Does your town need another new church? A lot of people think so.

It’s true that most people won’t attend any church in your town this week. But that’s not because there’s no room for them in your churches. On the contrary, open capacity has never been higher.

But over-supply will not stop the church planters. They’re on their way to add even more capacity.  They’ll tell you that studies show that new churches have a better track record of attracting the unchurched–and any churched folks who are ready to move their membership to something shinier.

This phenomenon is not new. But it is generating new interest among a new generation of entrepreneurial church planters. The current crop seems to come in two varieties.

THE BIGS. The first group admires and desires to emulate other recent church planters who have entered a community, rented space for worship in a school, gathered a burgeoning crowd, built a big building, went “multi-site,” and became a celebrity pastor.

THE SMALLS. The second group seeks to re-define church as we know it. They’re devoted to building one-to-one relationships and forming small gatherings of people wherever people want to gather and talk about life and faith. No praise band. No pulpit (or stool).

The first group tends to be markedly homogenous. This observation was made recently by David Murrow, author of Why Men Hate Going to Church. He cited several reasons, in fact, why he’s not too excited about this approach to church planting:

1. “Everyone’s planting the same church.” Same worship formula of about half praise music, half preaching–led by a “young, informally dressed man.”

2. “Church planting is very expensive.” Murrow cited one denomination’s average spend of $125,000 to $175,000 per year per new church. (And most will fail within two years.)

3. “Church planting is labor intensive.” Staff and volunteers set up and tear down truckloads of stage gear, chairs and equipment every week–leading to burnout and neglect of relational time.

4. “Church plants are built on . . . one overworked man.” The church will live or die on his character and his ability to “captivate an audience with his sermons.”

Murrow concluded with a couple of questions: “Is there a better way to establish new congregations?” And, “Is there a better way to organize Christians and grow disciples than church planting?”
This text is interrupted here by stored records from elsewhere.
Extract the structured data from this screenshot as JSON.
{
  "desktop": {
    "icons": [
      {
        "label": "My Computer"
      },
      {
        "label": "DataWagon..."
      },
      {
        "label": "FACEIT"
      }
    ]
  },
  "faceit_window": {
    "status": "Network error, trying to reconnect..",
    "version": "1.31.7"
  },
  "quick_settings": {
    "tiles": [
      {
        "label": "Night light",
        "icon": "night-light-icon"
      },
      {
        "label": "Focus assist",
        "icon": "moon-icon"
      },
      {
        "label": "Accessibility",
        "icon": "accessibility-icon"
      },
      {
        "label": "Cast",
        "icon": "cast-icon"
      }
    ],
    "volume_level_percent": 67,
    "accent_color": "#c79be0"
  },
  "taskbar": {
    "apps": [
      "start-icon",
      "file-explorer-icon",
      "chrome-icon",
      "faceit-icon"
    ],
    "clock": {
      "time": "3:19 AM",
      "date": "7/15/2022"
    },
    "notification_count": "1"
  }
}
These are the very questions being asked by the other group of planters. They’re taking a decidedly different path, with a much different envisioned outcome. These pioneers include people like Tillie Burgin, who I described in an earlier post. She and her team have started and nurture 329 little congregations that meet in apartment complexes, community centers, houses, and parks.

And there’s Barbara Huisman in Iowa, who worked with her denomination to start a ministry that would not duplicate what every other church is doing on Sunday. She started a Lifetree Cafe ministry in a storefront location on the rough side of town. Lifetree’s weekly guided conversations bring together an array of townspeople who have now formed three additional creative ministry outreaches.

Another Lifetree, in Reading, Pennsylvania, offers its weekly episodes in a local pub. The volunteer director, a local policeman, reaches those who he says would never get near a regular church.

Casey Franklin, a church leader in Colorado organizes gatherings of like-minded people through the online service He forms friendships–that inevitably eventually lead to spiritual conversations–with those who turn out randomly for his groups titled “South Denver Social Club” and “The Church of Brew.”

And this week, Steve Hewitt of  American Church Magazine, launched an organization to support what he calls “micro churches”–any grouping of Christ followers (“two or more”) who get together, anywhere, to pray for one another, encourage one another, or disciple one another. Hewitt explains that the majority of professed Christians now no longer attend a regular church. But they are indeed the church, “when two or more gather in my name.”

So, what do you think? Does your town need a new church?